Alors, lorsque les travaux de « rénovation » ont enfin été lancés, l’attente était immense. Les habitants espéraient une métamorphose à la hauteur de leur attachement, un souffle nouveau sur ce symbole du quotidien.
Mais très vite, un constat s’impose, inattendu, presque déroutant : le résultat n’est pas à la hauteur des espoirs.
Un aménagement pratique, mais sans vision

Sur le plan fonctionnel, difficile de nier les avancées : le stationnement est désormais plus rationnel, la circulation mieux organisée, les accès plus clairs.

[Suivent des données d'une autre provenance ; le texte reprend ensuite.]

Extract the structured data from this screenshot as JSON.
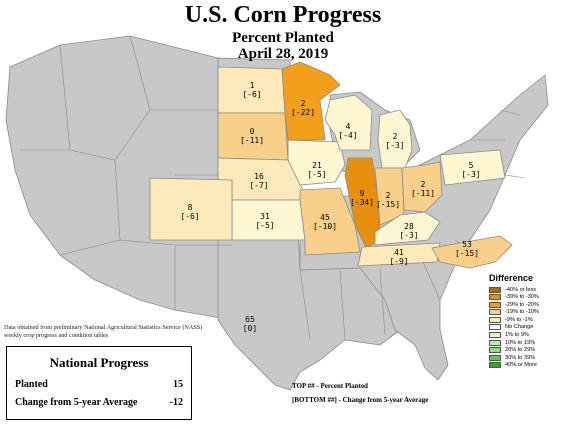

Sur le papier, tout est conforme aux exigences de sécurité et de praticité.

Mais au regard de la richesse patrimoniale du site, le choix des matériaux et du traitement urbain interroge. L’enrobé noir pour la chaussée, les trottoirs en ocre, l’abri-bus standard en verre, le monument aux morts laissé dans son cadre existant… Tout cela donne une impression de projet convenu, sans véritable parti pris esthétique.Le résultat est propre, fonctionnel — mais d’une neutralité déconcertante.
la Victoire manquée d’une place sans âme


Là où l’on espérait un espace fédérateur, la place apparaît comme un simple parking ordinaire, sans identité propre. Dans un environnement si marqué par la pierre, la végétation et les teintes chaudes de Provence, l’usage de matériaux classiques et uniformes produit un contraste saisissant — et pas forcément heureux.
Certains habitants du centre ville regrettent qu’on n’ait pas profité de cette occasion pour penser la place comme un tout, en englobant la route nationale qui la borde dans une même unité visuelle et physique. L’ensemble aurait pu être plat, au même niveau, traité avec des matériaux identiques, dans une logique d’unité et de continuité avec la place de l’Hôtel de Ville, pour créer un vaste espace piétonnisable à la demande, modulable, propice aux animations, marchés ou rassemblements.
Le stationnement aurait pu être délimité par des pavés de teinte différente, la route nationale matérialisée discrètement sans couper l’espace, et la végétalisation repensée pour accompagner la vie du lieu, plutôt que d’en restreindre l’usage.
L’imagination en berne

Plus qu’un simple choix esthétique, c’est une absence de vision d’ensemble que certains déplorent. L’abri-bus standard en verre, par exemple, fait tache dans cet environnement provençal : un mobilier d’inspiration locale, mêlant pierre, bois ou ferronnerie, aurait renforcé l’identité du lieu.
Et contrairement à ce que l’on pourrait croire, ce n’est pas une question d’argent. Vu la surface relativement restreinte, il aurait été tout à fait possible d’imaginer un projet phasé, évolutif, en plusieurs tranches fonctionnelles réparties sur plusieurs exercices budgétaires.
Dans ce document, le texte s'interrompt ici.